No. of Recommendations: 0
Hey!

Since almost everything is down, seems like NOW is a good time to convert regular IRA's or rollovers to a Roth IRA for those funds which are now worth less than what you put into them, you wouldn't have a gain, so you wouldn't have to pay capital gain taxes on the conversion. Right? As long as you could convert it all as "in-kind" with the company you are with. What am I missing, this seems too good to be true, and when that happens, it usually is....

Feedback please!! Becky
Print the post Back To Top
No. of Recommendations: 3
Since almost everything is down, seems like NOW is a good time to convert regular IRA's or rollovers to a Roth IRA for those funds which are now worth less than what you put into them, you wouldn't have a gain, so you wouldn't have to pay capital gain taxes on the conversion. Right? As long as you could convert it all as "in-kind" with the company you are with. What am I missing, this seems too good to be true, and when that happens, it usually is....

You don't pay capital gains taxes on IRA conversions, you pay your regular tax rate - even if you show a "loss"

If you convert a traditional IRA to a roth, you pay taxes on the entire amount, as you received a deduction in the past.

Now is still a good time to convert, as you'll be converting at a lower price, but still have to pay taxes - just less taxes.

WRJ
Print the post Back To Top
No. of Recommendations: 0
January might be better.

If you wait until January to convert, then if stocks go down over the next year you will have a longer time to undo the conversion to not pay taxes on the lost value by doing a recharacteriztation.

http://www.investopedia.com/articles/retirement/03/092403.as...

I’m not a tax pro, but as I read it, if you convert in January 2009, and file for an automatic extension in April 2010, then you would have up until October 2010 to undo the conversion.

Greg
Print the post Back To Top
No. of Recommendations: 1
If you convert a traditional IRA to a roth, you pay taxes on the entire amount, as you received a deduction in the past.

You're making a big assumption here. Many of us have after-tax money in Traditional IRA accounts.

Of course, most people in that group are ineligible to convert money from a Traditional IRA to a Roth IRA, so the issue it moot for us.

Acme
Print the post Back To Top
No. of Recommendations: 2
According to IRS Publication 590 p. 39 (available from the irs.gov website) Distributions Fully and Partially Taxable, if you made non-deductible contributions to your regular IRA, and filed Form 8606 to keep track of your cost basis, then a portion of the Roth conversion is non taxable. It is tax free only if your cost basis equals or exceed the value converted.

Of course if you made deductible contributions or had profits, a portion of the conversion will be taxable.

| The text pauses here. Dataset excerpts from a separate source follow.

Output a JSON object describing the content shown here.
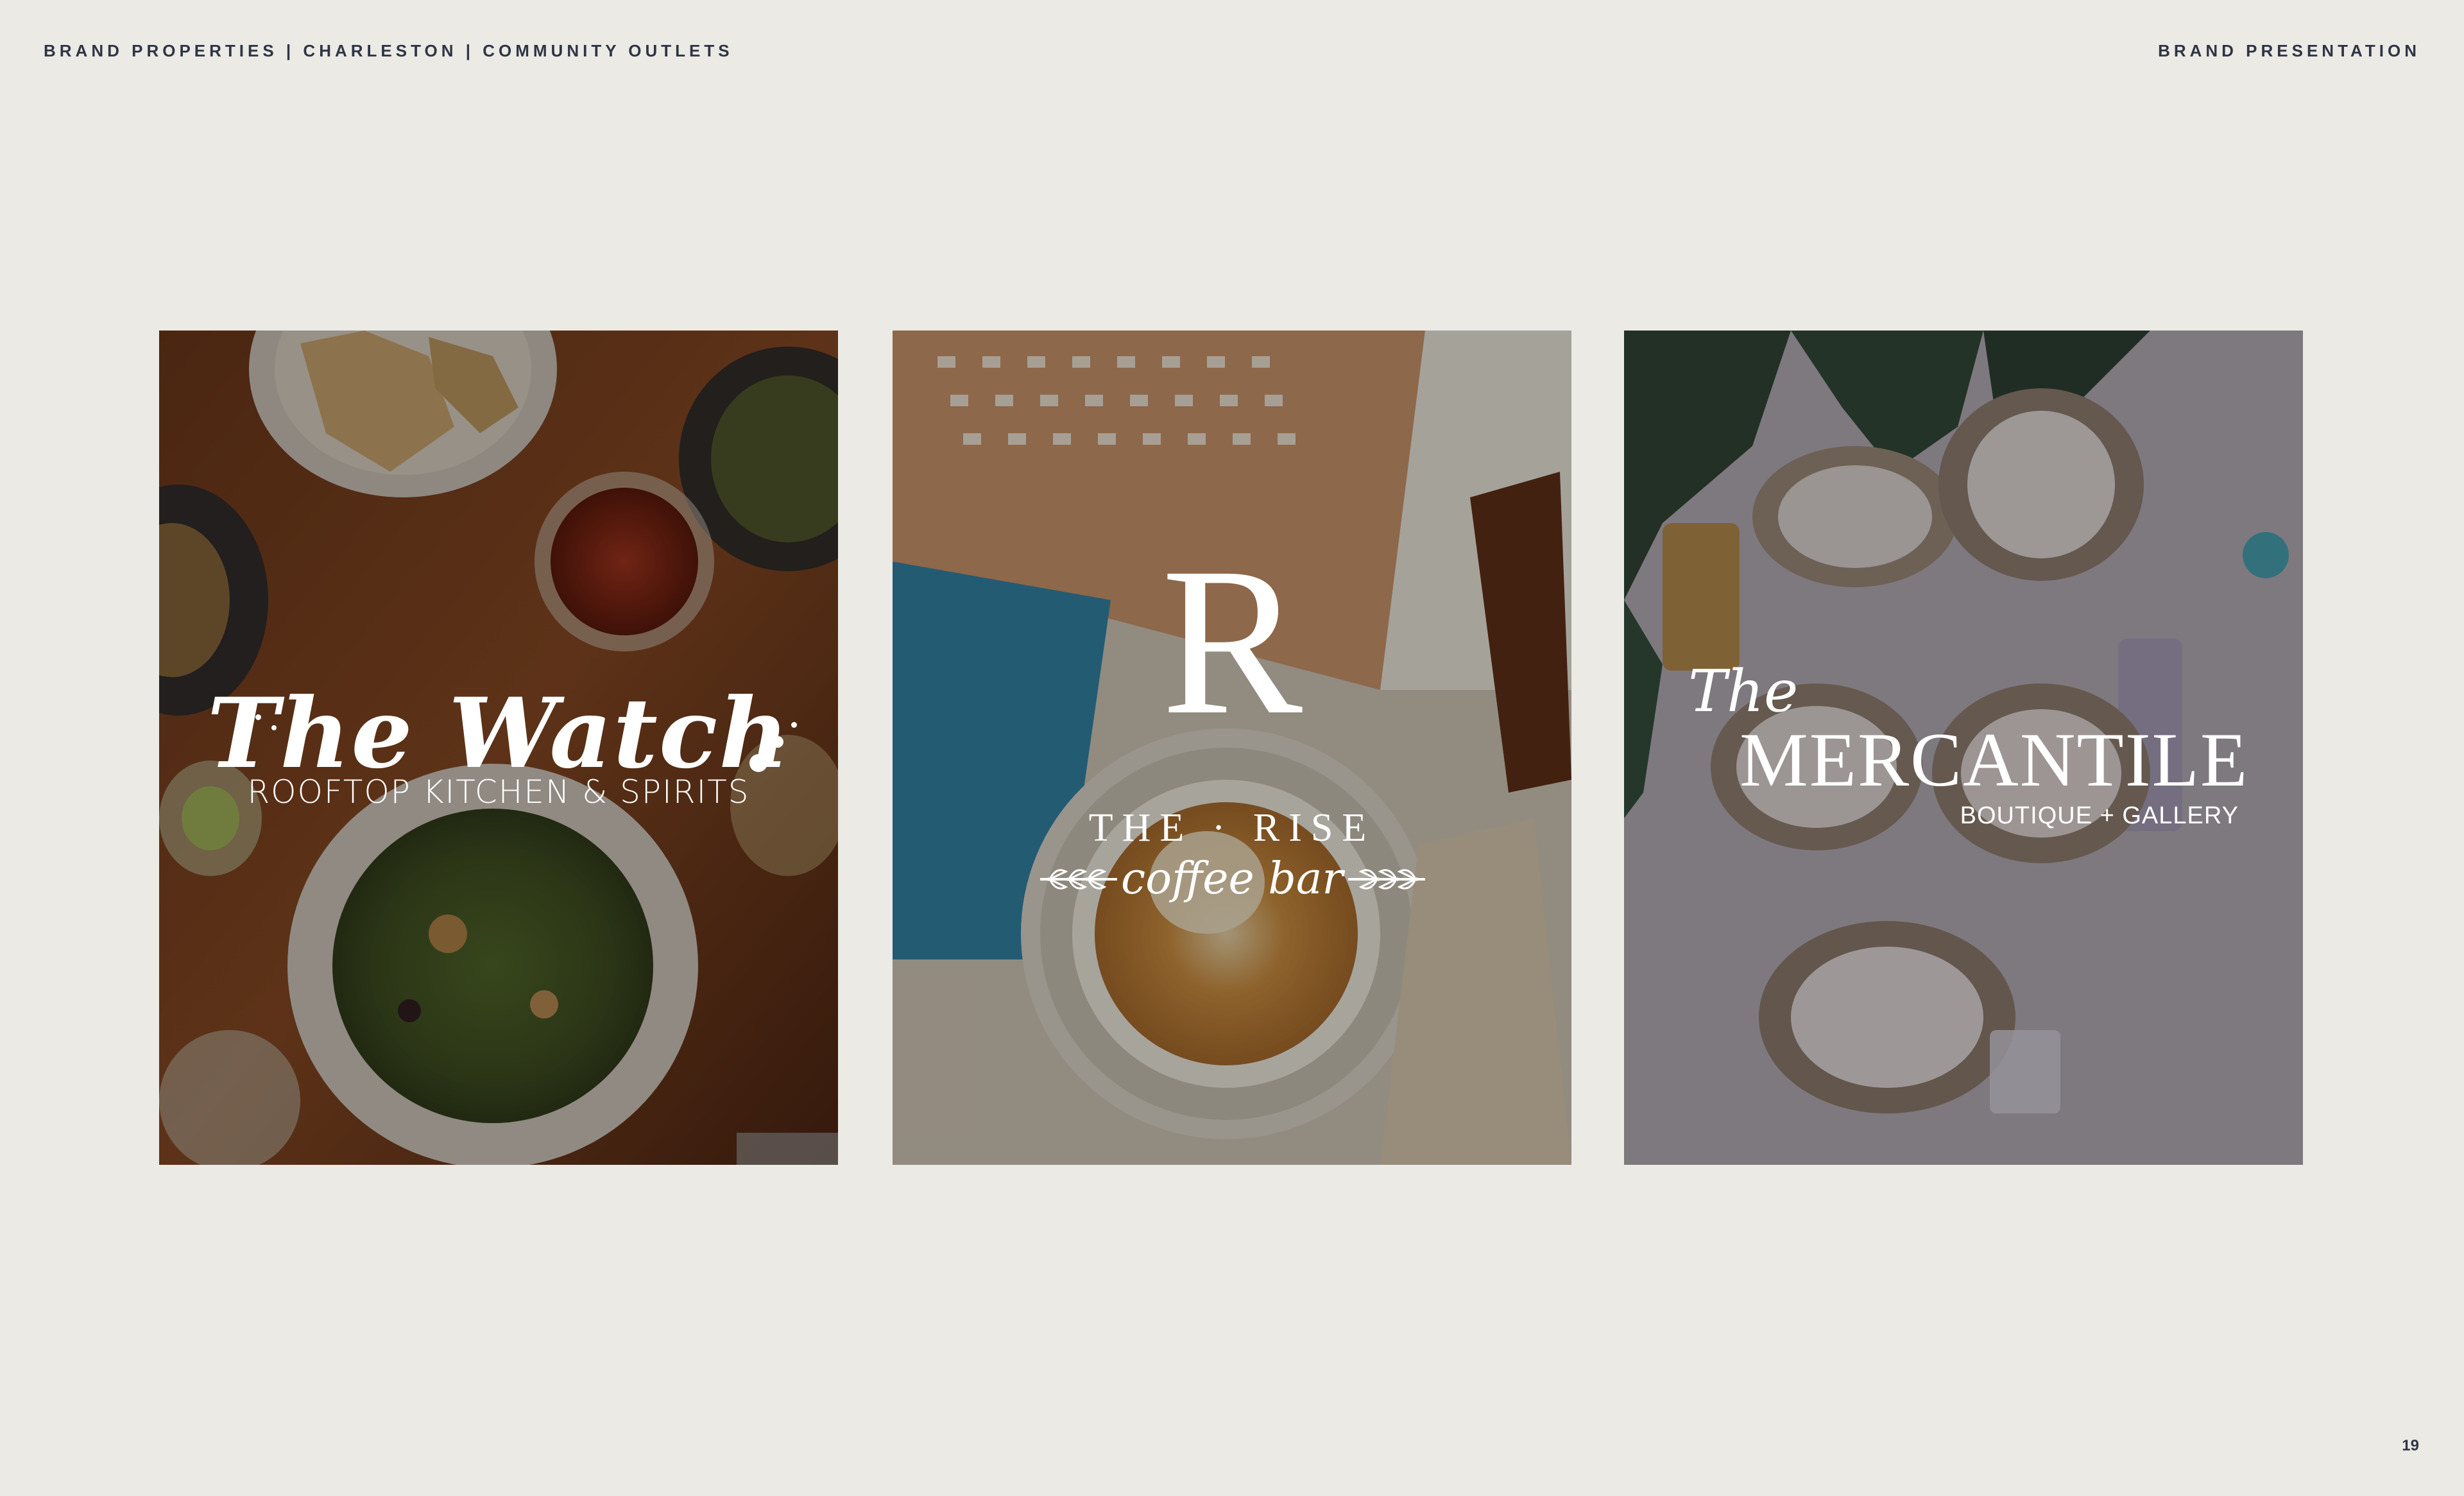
{
  "header": {
    "left": "BRAND PROPERTIES | CHARLESTON | COMMUNITY OUTLETS",
    "right": "BRAND PRESENTATION"
  },
  "page_number": "19",
  "panels": [
    {
      "title": "The Watch",
      "subtitle": "ROOFTOP KITCHEN & SPIRITS"
    },
    {
      "monogram": "R",
      "title": "THE · RISE",
      "subtitle": "coffee bar"
    },
    {
      "title_prefix": "The",
      "title": "MERCANTILE",
      "subtitle": "BOUTIQUE + GALLERY"
    }
  ],
  "colors": {
    "background": "#ebeae5",
    "header_text": "#2f3545",
    "logo_text": "#ffffff"
  }
}
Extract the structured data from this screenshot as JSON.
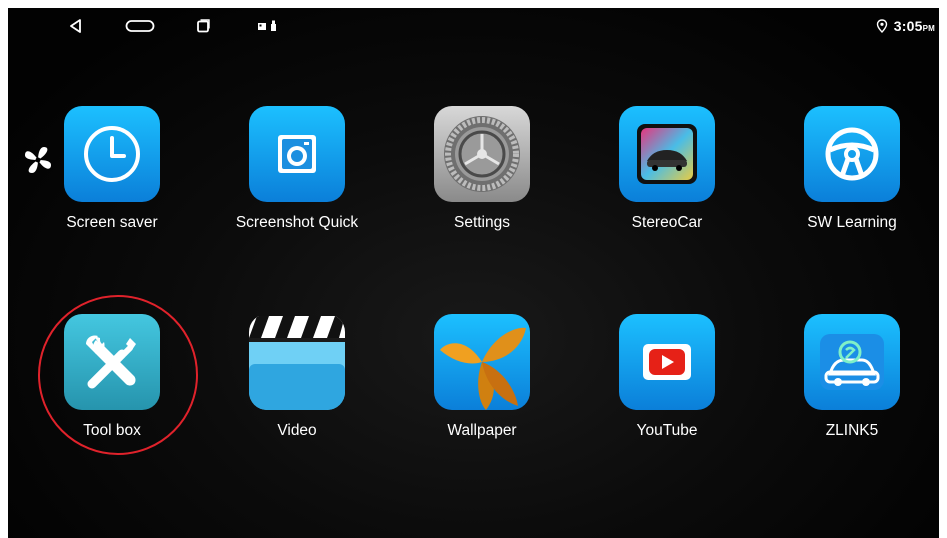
{
  "status_bar": {
    "time": "3:05",
    "ampm": "PM"
  },
  "apps": [
    {
      "label": "Screen saver",
      "icon": "clock-icon"
    },
    {
      "label": "Screenshot Quick",
      "icon": "camera-icon"
    },
    {
      "label": "Settings",
      "icon": "settings-gear-icon"
    },
    {
      "label": "StereoCar",
      "icon": "stereocar-icon"
    },
    {
      "label": "SW Learning",
      "icon": "steering-wheel-icon"
    },
    {
      "label": "Tool box",
      "icon": "wrench-screwdriver-icon"
    },
    {
      "label": "Video",
      "icon": "clapperboard-icon"
    },
    {
      "label": "Wallpaper",
      "icon": "leaves-icon"
    },
    {
      "label": "YouTube",
      "icon": "youtube-icon"
    },
    {
      "label": "ZLINK5",
      "icon": "zlink-car-icon"
    }
  ],
  "colors": {
    "app_blue": "#0b7fd9",
    "highlight_circle": "#e0222b",
    "youtube_red": "#e62117"
  }
}
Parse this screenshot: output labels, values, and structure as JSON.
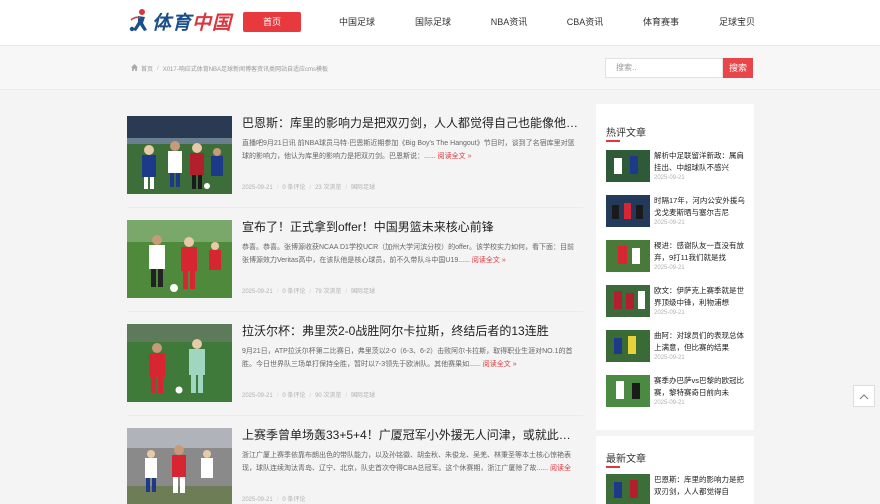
{
  "logo": {
    "text_main": "体育",
    "text_accent": "中国"
  },
  "nav": [
    {
      "label": "首页"
    },
    {
      "label": "中国足球"
    },
    {
      "label": "国际足球"
    },
    {
      "label": "NBA资讯"
    },
    {
      "label": "CBA资讯"
    },
    {
      "label": "体育赛事"
    },
    {
      "label": "足球宝贝"
    }
  ],
  "breadcrumb": {
    "home": "首页",
    "sep": "/",
    "current": "X017-响应式体育NBA足球新闻博客资讯类网站自适应cms模板"
  },
  "search": {
    "placeholder": "搜索..",
    "button": "搜索"
  },
  "articles": [
    {
      "title": "巴恩斯：库里的影响力是把双刃剑，人人都觉得自己也能像他那样",
      "summary": "直播吧9月21日讯 前NBA球员马特·巴恩斯近期参加《Big Boy's The Hangout》节目时，谈到了名宿库里对篮球的影响力，他认为库里的影响力是把双刃剑。巴恩斯说：......",
      "more": "阅读全文 »",
      "date": "2025-09-21",
      "comments": "0 条评论",
      "views": "23 次浏览",
      "category": "国际足球"
    },
    {
      "title": "宣布了！正式拿到offer！中国男篮未来核心前锋",
      "summary": "恭喜。恭喜。张博源收获NCAA D1学校UCR（加州大学河滨分校）的offer。该学校实力如何，看下面：目前张博源效力Veritas高中，在该队他是核心球员，前不久带队斗中国U19......",
      "more": "阅读全文 »",
      "date": "2025-09-21",
      "comments": "0 条评论",
      "views": "79 次浏览",
      "category": "国际足球"
    },
    {
      "title": "拉沃尔杯：弗里茨2-0战胜阿尔卡拉斯，终结后者的13连胜",
      "summary": "9月21日，ATP拉沃尔杯第二比赛日，弗里茨以2-0（6-3、6-2）击败阿尔卡拉斯，取得职业生涯对NO.1的首胜。今日世界队三场单打保持全胜，暂时以7-3领先于欧洲队。其他赛果如......",
      "more": "阅读全文 »",
      "date": "2025-09-21",
      "comments": "0 条评论",
      "views": "90 次浏览",
      "category": "国际足球"
    },
    {
      "title": "上赛季曾单场轰33+5+4！广厦冠军小外援无人问津，或就此告别……",
      "summary": "浙江广厦上赛季依靠布朗出色的带队能力，以及孙铭徽、胡金秋、朱俊龙、吴羌、林秉圣等本土核心惊艳表现，球队连续淘汰青岛、辽宁、北京，队史首次夺得CBA总冠军。这个休赛期，浙江广厦除了故......",
      "more": "阅读全文 »",
      "date": "2025-09-21",
      "comments": "0 条评论",
      "views": "",
      "category": ""
    }
  ],
  "sidebar": {
    "hot_title": "热评文章",
    "hot": [
      {
        "title": "解析中足联留洋新政：属肩挂出、中超球队不感兴趣……",
        "date": "2025-09-21"
      },
      {
        "title": "时隔17年，河内公安外援乌戈戈麦斯晒与塞尔吉尼奥……",
        "date": "2025-09-21"
      },
      {
        "title": "稷进：感谢队友一直没有放弃，9打11我们就是找着……",
        "date": "2025-09-21"
      },
      {
        "title": "欧文：伊萨克上赛季就是世界顶级中锋，利物浦想要……",
        "date": "2025-09-21"
      },
      {
        "title": "曲阿：对球员们的表现总体上满意，但比赛的结果并……",
        "date": "2025-09-21"
      },
      {
        "title": "赛季办巴萨vs巴黎的欧冠比赛，黎特赛奇日前向未婚……",
        "date": "2025-09-21"
      }
    ],
    "new_title": "最新文章",
    "new": [
      {
        "title": "巴恩斯：库里的影响力是把双刃剑，人人都觉得自己……",
        "date": "2025-09-21"
      }
    ]
  },
  "colors": {
    "accent": "#e83a3e",
    "logo_blue": "#1a4f8a"
  }
}
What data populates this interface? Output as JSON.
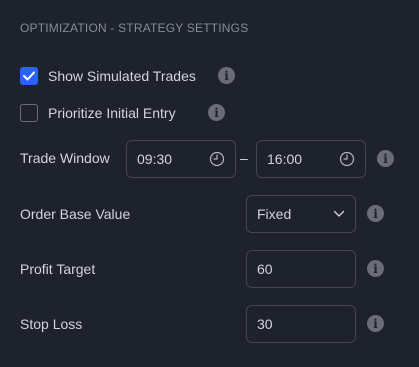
{
  "section_title": "OPTIMIZATION - STRATEGY SETTINGS",
  "show_simulated_trades": {
    "label": "Show Simulated Trades",
    "checked": true
  },
  "prioritize_initial_entry": {
    "label": "Prioritize Initial Entry",
    "checked": false
  },
  "trade_window": {
    "label": "Trade Window",
    "start": "09:30",
    "end": "16:00",
    "separator": "–"
  },
  "order_base_value": {
    "label": "Order Base Value",
    "selected": "Fixed"
  },
  "profit_target": {
    "label": "Profit Target",
    "value": "60"
  },
  "stop_loss": {
    "label": "Stop Loss",
    "value": "30"
  },
  "info_glyph": "i",
  "colors": {
    "accent": "#2962ff",
    "background": "#1e222d",
    "border": "#434651",
    "muted": "#6a6d78"
  }
}
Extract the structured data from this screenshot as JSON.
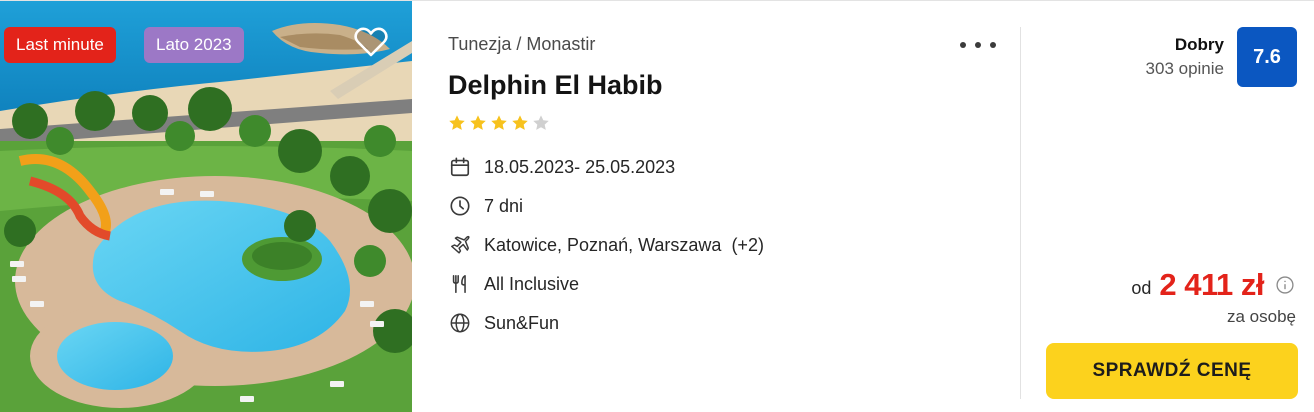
{
  "offer": {
    "badges": {
      "last_minute": "Last minute",
      "season": "Lato 2023"
    },
    "location": "Tunezja / Monastir",
    "hotel_name": "Delphin El Habib",
    "stars": {
      "rating": 4,
      "max": 5
    },
    "features": {
      "dates": "18.05.2023- 25.05.2023",
      "duration": "7 dni",
      "departure": "Katowice, Poznań, Warszawa  (+2)",
      "board": "All Inclusive",
      "trip_type": "Sun&Fun"
    },
    "review": {
      "label": "Dobry",
      "count": "303 opinie",
      "score": "7.6"
    },
    "price": {
      "prefix": "od",
      "value": "2 411 zł",
      "per": "za osobę"
    },
    "cta_label": "SPRAWDŹ CENĘ"
  },
  "colors": {
    "last_minute_badge": "#e3231a",
    "season_badge": "#9c78c6",
    "score_badge": "#0b57c1",
    "price": "#e3231a",
    "cta": "#fcd21d",
    "star": "#f7c21d",
    "star_empty": "#d0d0d0"
  },
  "icons": {
    "favorite": "heart-icon",
    "more": "more-horizontal-icon",
    "dates": "calendar-icon",
    "duration": "clock-icon",
    "departure": "plane-icon",
    "board": "cutlery-icon",
    "trip_type": "globe-icon",
    "price_info": "info-icon"
  }
}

But to clarify a few points, conversions are taxed at ordinary income tax rates. Not at capital gains rates. I'm not sure about the in kind transfer requirement. They are allowed from IRA to IRA. Not sure about conversions.
Print the post Back To Top
No. of Recommendations: 0
BLAST!

I knew I was overlooking something. Thanks for letting me know. :)

Becky
Print the post Back To Top
No. of Recommendations: 0
UPDATE - Your original post didn't mention them, but as several people pointed out, AFTER TAX contributions to traditional IRAs will be treated differently.

WRJ
Print the post Back To Top
No. of Recommendations: 0
Bex76, even though your Roth conversion will not be tax free, it will still cost you less to convert while stocks are down than it will after they recover.

So your basic idea is still excellent. Yes, its a great time to do a conversion. (It will still cost you some income taxes to do it--but less than otherwise.)

That haircut is giving you a nice discount from the govt.
Print the post Back To Top
No. of Recommendations: 0
Do the tax math. Do you want to pay more in taxes or less? The obvious answer is less.
Now may be the time to convert your IRA. Although you will pay some out in taxes, it will be less at this point in time than years down the road.
You know what your tax bracket is right now. With the state of the economy and all of the "loans" our goverment is taking out to cover the bail out (I say loans because the money has to come from somewhere) they will need funds to cover the $700 billion.
Where will the money come from? The tax payer. How will that happen? Raise tax rates. Not to mention the fact that most States are also in dire financial straits- how are they going to cover? Raise state income taxes.
Depending on your age- you may want to look at a fixed index annuity.
You will see gains as the market gains, but as the market goes down your annuity is safe from the loss as it freezes. Once the market comes back up, your annuity also starts to climb. There is no ground to make up.